Reflecting on Repression in Turkey, Through Art

One of the entries in the AST art contest. (From Advocates of Silenced Turkey website)

To bring attention in North America to the human rights violations of Turkish citizens by the Turkish government, Advocates of Silenced Turkey (AST) recently organized an art contest called”  “Human Rights Violations in Turkey Art Contest” for elementary, middle and high school students in the U.S.

According to the World Justice Project’s Rule of Law Index for 2017-2018, Turkey ranks 101 among 113 countries in its “overall rule of law performance,” two places below where it stood in 2016.

The Office of the United Nations High Commissioner for Humans Rights (OHCHR), in a March 2018 report, said based on numerous interviews that “approximately 600 women with young children were being held in detention in Turkey as of December 2017, including women who were pregnant or had just given birth.”   OHCHR further said it had documented at least 50 cases of women who had given birth just prior to or just after being detained and arrested. According to the Stockholm Center for Freedom, in April the Turkish government put the 705th baby behind bars.

Among more than 60,000 people who have been jailed pending trial, there are numerous human rights advocates and journalists; more than 10,000 women have been in jailed. Tens of thousands of people, including followers of Fethullah Gülen, Kurds, Alevis and others, have been persecuted and forced to leave Turkey.

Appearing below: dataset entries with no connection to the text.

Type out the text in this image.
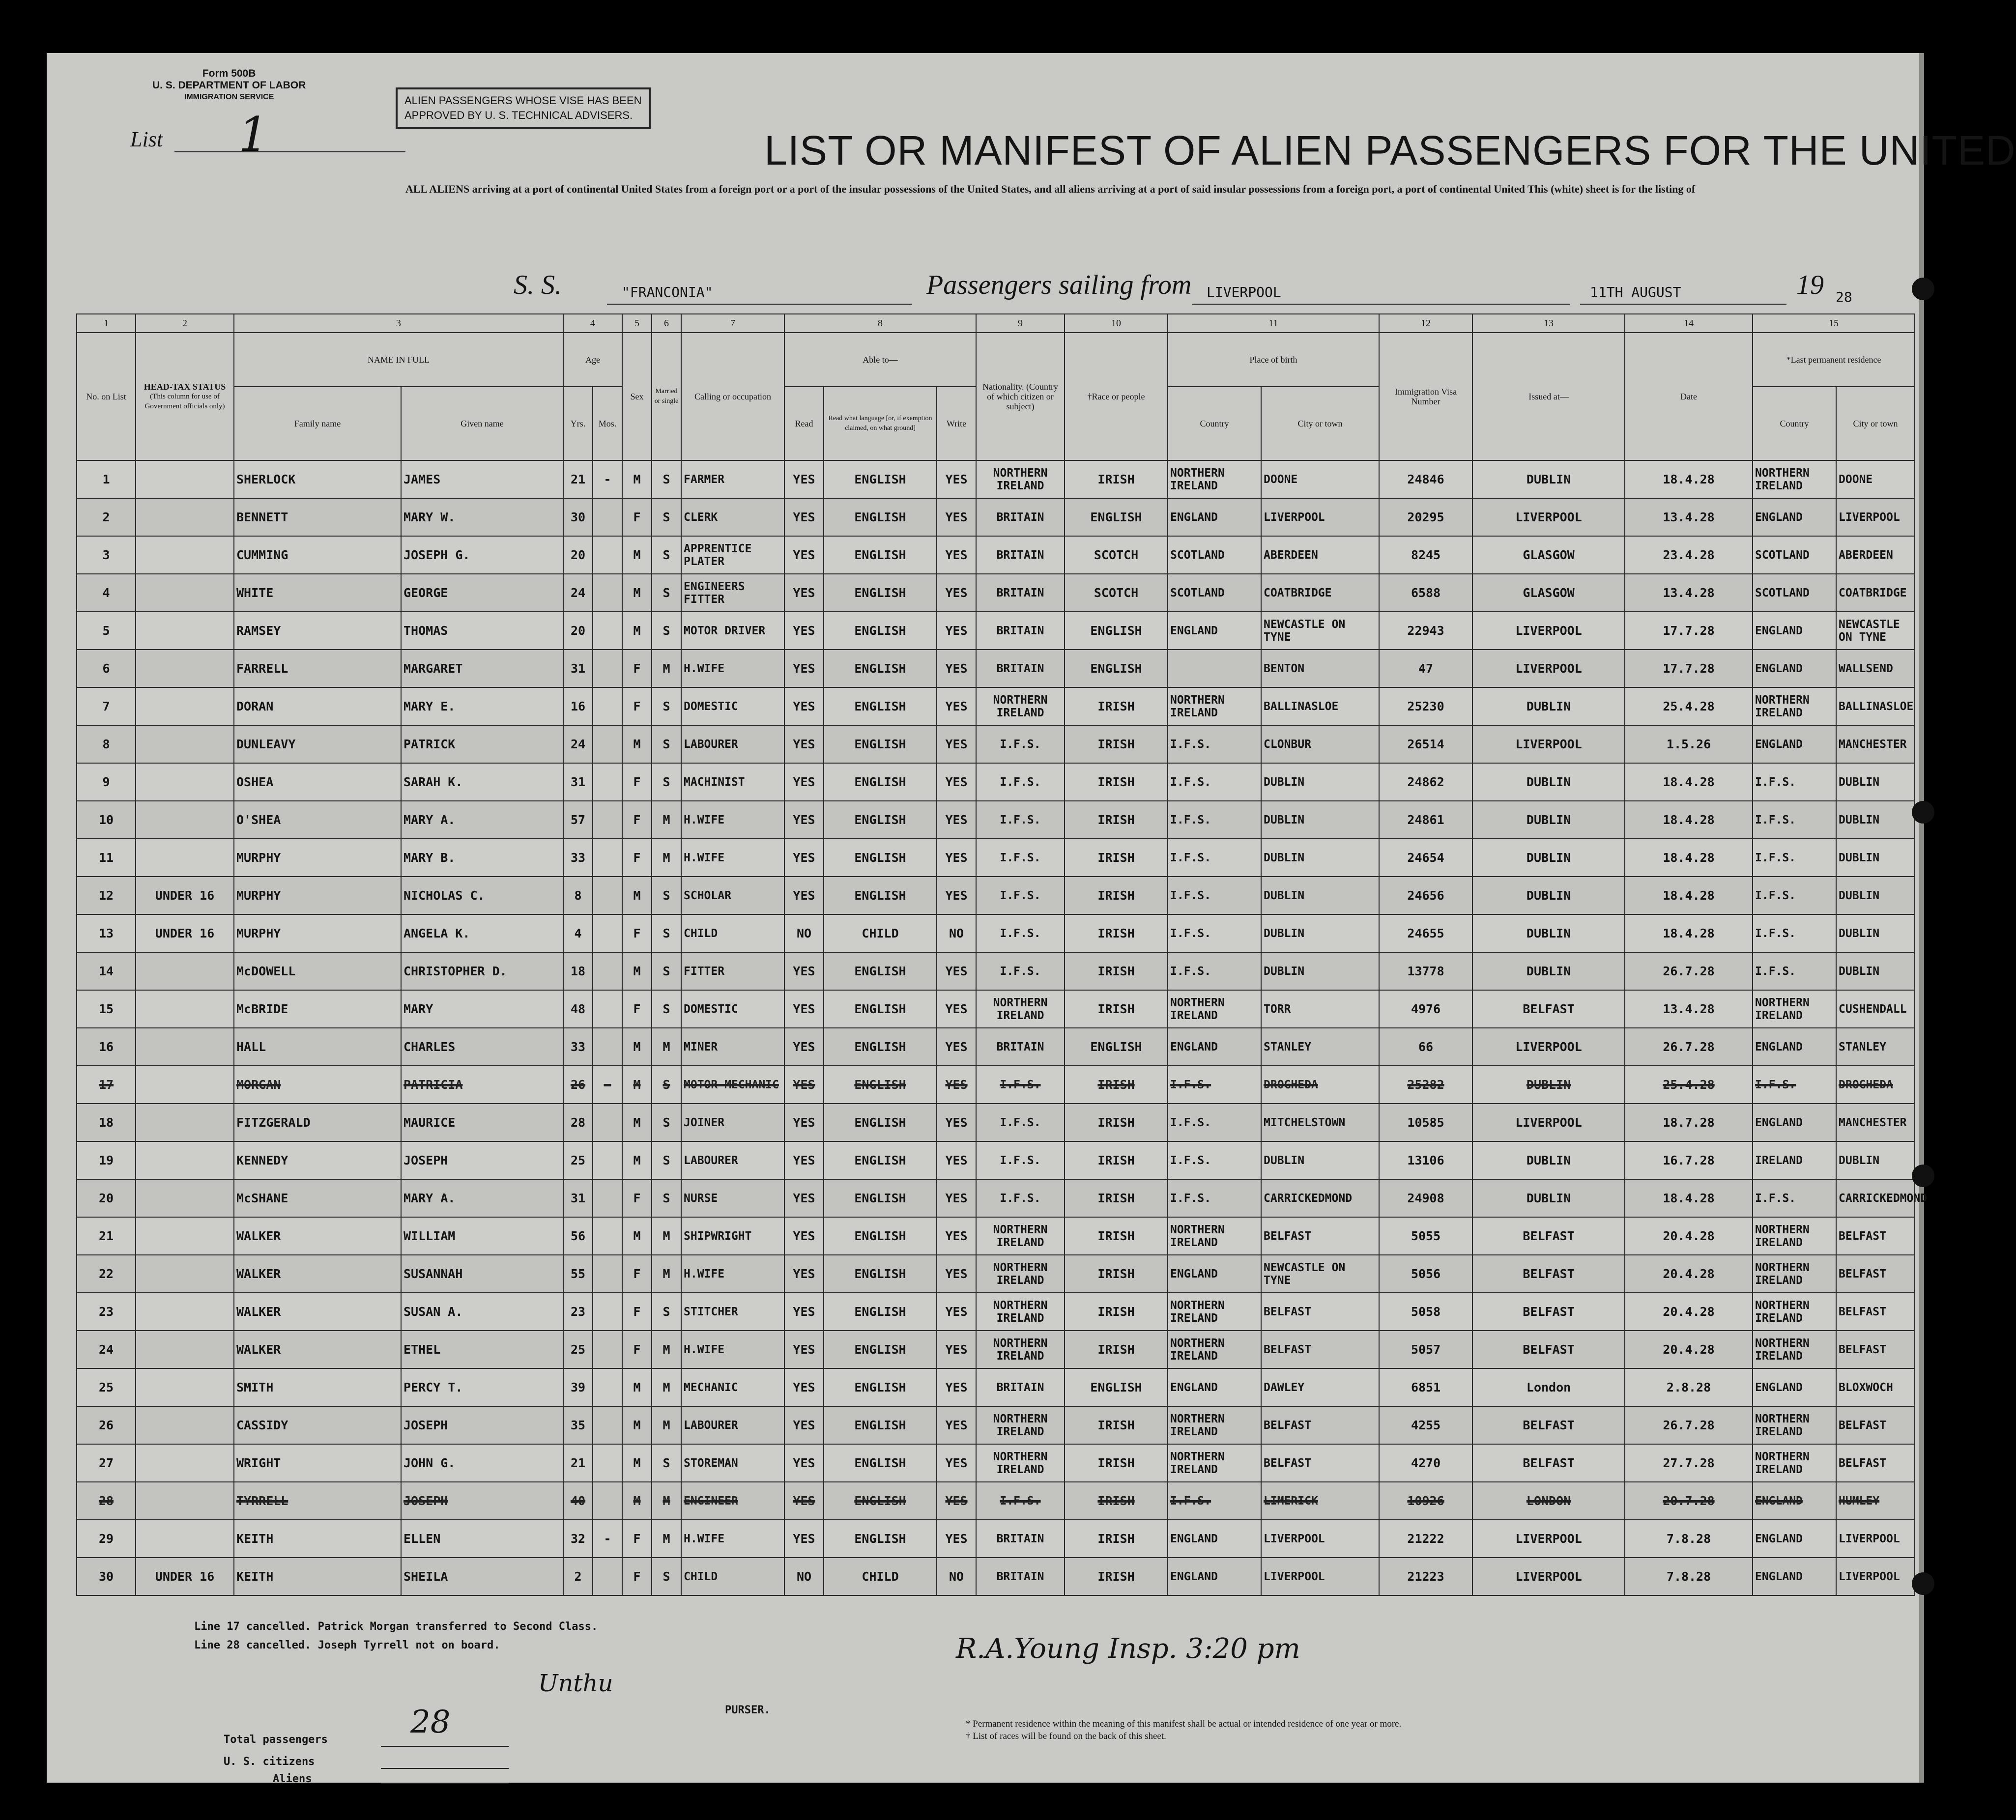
Form 500B
U. S. DEPARTMENT OF LABOR
IMMIGRATION SERVICE	ALIEN PASSENGERS WHOSE VISE HAS BEEN
APPROVED BY U. S. TECHNICAL ADVISERS.
List 1	LIST OR MANIFEST OF ALIEN PASSENGERS FOR THE UNITED
ALL ALIENS arriving at a port of continental United States from a foreign port or a port of the insular possessions of the United States, and all aliens arriving at a port of said insular possessions from a foreign port, a port of continental United This (white) sheet is for the listing of
S. S.	"FRANCONIA"	Passengers sailing from LIVERPOOL	11TH AUGUST	19 28
1	2	3		4		5	6	7	8			9	10	11		12	13	14	15	
No. on List	HEAD-TAX STATUS
(This column for use of Government officials only)	NAME IN FULL		Age		Sex	Married or single	Calling or occupation	Able to—			Nationality. (Country of which citizen or subject)	†Race or people	Place of birth		Immigration Visa Number	Issued at—	Date	*Last permanent residence	
		Family name	Given name	Yrs.	Mos.				Read	Read what language [or, if exemption claimed, on what ground]	Write			Country	City or town				Country	City or town
1		SHERLOCK	JAMES	21	-	M	S	FARMER	YES	ENGLISH	YES	NORTHERN IRELAND	IRISH	NORTHERN IRELAND	DOONE	24846	DUBLIN	18.4.28	NORTHERN IRELAND	DOONE
2		BENNETT	MARY W.	30		F	S	CLERK	YES	ENGLISH	YES	BRITAIN	ENGLISH	ENGLAND	LIVERPOOL	20295	LIVERPOOL	13.4.28	ENGLAND	LIVERPOOL
3		CUMMING	JOSEPH G.	20		M	S	APPRENTICE PLATER	YES	ENGLISH	YES	BRITAIN	SCOTCH	SCOTLAND	ABERDEEN	8245	GLASGOW	23.4.28	SCOTLAND	ABERDEEN
4		WHITE	GEORGE	24		M	S	ENGINEERS FITTER	YES	ENGLISH	YES	BRITAIN	SCOTCH	SCOTLAND	COATBRIDGE	6588	GLASGOW	13.4.28	SCOTLAND	COATBRIDGE
5		RAMSEY	THOMAS	20		M	S	MOTOR DRIVER	YES	ENGLISH	YES	BRITAIN	ENGLISH	ENGLAND	NEWCASTLE ON TYNE	22943	LIVERPOOL	17.7.28	ENGLAND	NEWCASTLE ON TYNE
6		FARRELL	MARGARET	31		F	M	H.WIFE	YES	ENGLISH	YES	BRITAIN	ENGLISH		BENTON	47	LIVERPOOL	17.7.28	ENGLAND	WALLSEND
7		DORAN	MARY E.	16		F	S	DOMESTIC	YES	ENGLISH	YES	NORTHERN IRELAND	IRISH	NORTHERN IRELAND	BALLINASLOE	25230	DUBLIN	25.4.28	NORTHERN IRELAND	BALLINASLOE
8		DUNLEAVY	PATRICK	24		M	S	LABOURER	YES	ENGLISH	YES	I.F.S.	IRISH	I.F.S.	CLONBUR	26514	LIVERPOOL	1.5.26	ENGLAND	MANCHESTER
9		OSHEA	SARAH K.	31		F	S	MACHINIST	YES	ENGLISH	YES	I.F.S.	IRISH	I.F.S.	DUBLIN	24862	DUBLIN	18.4.28	I.F.S.	DUBLIN
10		O'SHEA	MARY A.	57		F	M	H.WIFE	YES	ENGLISH	YES	I.F.S.	IRISH	I.F.S.	DUBLIN	24861	DUBLIN	18.4.28	I.F.S.	DUBLIN
11		MURPHY	MARY B.	33		F	M	H.WIFE	YES	ENGLISH	YES	I.F.S.	IRISH	I.F.S.	DUBLIN	24654	DUBLIN	18.4.28	I.F.S.	DUBLIN
12	UNDER 16	MURPHY	NICHOLAS C.	8		M	S	SCHOLAR	YES	ENGLISH	YES	I.F.S.	IRISH	I.F.S.	DUBLIN	24656	DUBLIN	18.4.28	I.F.S.	DUBLIN
13	UNDER 16	MURPHY	ANGELA K.	4		F	S	CHILD	NO	CHILD	NO	I.F.S.	IRISH	I.F.S.	DUBLIN	24655	DUBLIN	18.4.28	I.F.S.	DUBLIN
14		McDOWELL	CHRISTOPHER D.	18		M	S	FITTER	YES	ENGLISH	YES	I.F.S.	IRISH	I.F.S.	DUBLIN	13778	DUBLIN	26.7.28	I.F.S.	DUBLIN
15		McBRIDE	MARY	48		F	S	DOMESTIC	YES	ENGLISH	YES	NORTHERN IRELAND	IRISH	NORTHERN IRELAND	TORR	4976	BELFAST	13.4.28	NORTHERN IRELAND	CUSHENDALL
16		HALL	CHARLES	33		M	M	MINER	YES	ENGLISH	YES	BRITAIN	ENGLISH	ENGLAND	STANLEY	66	LIVERPOOL	26.7.28	ENGLAND	STANLEY
17		MORGAN	PATRICIA	26	-	M	S	MOTOR MECHANIC	YES	ENGLISH	YES	I.F.S.	IRISH	I.F.S.	DROGHEDA	25282	DUBLIN	25.4.28	I.F.S.	DROGHEDA
18		FITZGERALD	MAURICE	28		M	S	JOINER	YES	ENGLISH	YES	I.F.S.	IRISH	I.F.S.	MITCHELSTOWN	10585	LIVERPOOL	18.7.28	ENGLAND	MANCHESTER
19		KENNEDY	JOSEPH	25		M	S	LABOURER	YES	ENGLISH	YES	I.F.S.	IRISH	I.F.S.	DUBLIN	13106	DUBLIN	16.7.28	IRELAND	DUBLIN
20		McSHANE	MARY A.	31		F	S	NURSE	YES	ENGLISH	YES	I.F.S.	IRISH	I.F.S.	CARRICKEDMOND	24908	DUBLIN	18.4.28	I.F.S.	CARRICKEDMOND
21		WALKER	WILLIAM	56		M	M	SHIPWRIGHT	YES	ENGLISH	YES	NORTHERN IRELAND	IRISH	NORTHERN IRELAND	BELFAST	5055	BELFAST	20.4.28	NORTHERN IRELAND	BELFAST
22		WALKER	SUSANNAH	55		F	M	H.WIFE	YES	ENGLISH	YES	NORTHERN IRELAND	IRISH	ENGLAND	NEWCASTLE ON TYNE	5056	BELFAST	20.4.28	NORTHERN IRELAND	BELFAST
23		WALKER	SUSAN A.	23		F	S	STITCHER	YES	ENGLISH	YES	NORTHERN IRELAND	IRISH	NORTHERN IRELAND	BELFAST	5058	BELFAST	20.4.28	NORTHERN IRELAND	BELFAST
24		WALKER	ETHEL	25		F	M	H.WIFE	YES	ENGLISH	YES	NORTHERN IRELAND	IRISH	NORTHERN IRELAND	BELFAST	5057	BELFAST	20.4.28	NORTHERN IRELAND	BELFAST
25		SMITH	PERCY T.	39		M	M	MECHANIC	YES	ENGLISH	YES	BRITAIN	ENGLISH	ENGLAND	DAWLEY	6851	London	2.8.28	ENGLAND	BLOXWOCH
26		CASSIDY	JOSEPH	35		M	M	LABOURER	YES	ENGLISH	YES	NORTHERN IRELAND	IRISH	NORTHERN IRELAND	BELFAST	4255	BELFAST	26.7.28	NORTHERN IRELAND	BELFAST
27		WRIGHT	JOHN G.	21		M	S	STOREMAN	YES	ENGLISH	YES	NORTHERN IRELAND	IRISH	NORTHERN IRELAND	BELFAST	4270	BELFAST	27.7.28	NORTHERN IRELAND	BELFAST
28		TYRRELL	JOSEPH	40		M	M	ENGINEER	YES	ENGLISH	YES	I.F.S.	IRISH	I.F.S.	LIMERICK	10926	LONDON	20.7.28	ENGLAND	HUMLEY
29		KEITH	ELLEN	32	-	F	M	H.WIFE	YES	ENGLISH	YES	BRITAIN	IRISH	ENGLAND	LIVERPOOL	21222	LIVERPOOL	7.8.28	ENGLAND	LIVERPOOL
30	UNDER 16	KEITH	SHEILA	2		F	S	CHILD	NO	CHILD	NO	BRITAIN	IRISH	ENGLAND	LIVERPOOL	21223	LIVERPOOL	7.8.28	ENGLAND	LIVERPOOL
Line 17 cancelled. Patrick Morgan transferred to Second Class.
Line 28 cancelled. Joseph Tyrrell not on board.	R.A.Young Insp. 3:20 pm
Unthu
PURSER.
Total passengers	28
U. S. citizens
Aliens
* Permanent residence within the meaning of this manifest shall be actual or intended residence of one year or more.
† List of races will be found on the back of this sheet.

AST, a non-profit organization based in New Jersey, has published numerous reports on human rights violations in Turkey and is now branching out through the art contest and other activities to highlight the injustices being perpetrated in Turkey. The organization was founded with the mission of addressing all forms of human right violations in Turkey, including in the civil, political, economic, social and cultural spheres. AST reaches out to victims of the Turkish government to document human rights violations, both by trying to interview victims in Turkey via telephone and by talking with those who have already left Turkey.

With the art contest, AST’s aim was to get the fresh and unvarnished perspectives of young people on what is going on in Turkey.

The contest was announced through the social media outlets of AST and on AST’s website. The entries were exhibited in the city such as Houston, Chicago, Toronto and Vienna.

Most of the submissions AST received focused on the fact that babies and children are being held in jail in Turkey.

The art contest’s program coordinator and AST volunteer Elif Lale Yildiz, who came here from Turkey a year and a half ago, said  that “AST found the results of this nation-wide contest very touching.” Now, she says, AST will organize a similar international contest among both children and adults to give people, through the language of art and literature, an opportunity to reflect on and describe the cruelties and oppression encountered in Turkey.

Nineteen children who were forced to leave Turkey with their families or whose schools in Turkey had been shut down by the government entered the AST art contest. While only six of these 19 kids left Turkey after the post-coup emergency rules were enacted, all the children give the impression that they are aware of everything going on in Turkey.

According to Yildiz, there will be eight categories for the international art contest: drawing, photography, cartoon, ‘true story’, short movie, written song and poetry.

She continued: “Contestants selected as finalists will be awarded a monetary prize. The work will be published in a comprehensive booklet and submitted to relevant local and international institutions.” She added that “when we look at a picture we can feel what happened to those people in Turkey. Some students who just came from Turkey, did really great art and showed us their feelings during the contest.”

One of the contestants, Ulker Bulut, wrote this about her work: “I draw to be voice of innocents of the babies who are kept innocent with their mothers. It has deeply affected me and the people around me that the unfairness of injustice has never been seen before, and that even the babies are very closely affected. A baby living behind bars reminds me of painful injustices.”

AST’s program director Kafi Cifci, a PhD student at Penn State University who works as a volunteer for AST, said that “human rights violations in Turkey, in the form of maltreatment and victimization as they have been covered widely in a plethora of international reports by organizations like Human Rights Watch, Amnesty and the United Nations, have touched the lives of thousands of innocent people.”

He explained how AST was founded: “AST is supported by volunteers from many different fields and includes lawyers, judges, academics, journalists and hundreds of activists.”

“Thousands of people have been forced into exile over the past several years,” said Cifci, who came here in 2009 as a student.

Cifci noted that “the  Kurdish population, the biggest minority group in Turkey, has been subjected to severe human rights abuses, and leaders and countless deputies of the People’s Democratic Party (HDP) have been unjustly imprisoned. Discrimination against religious minorities and harassment of liberals and secularists have become the norm, not the exception,” he said.  “With limited resources we are trying bring attention to people who have been forced into exile, trying to make their voices heard as much as we can.”

Orhan Akkurt reports for Zaman Amerika.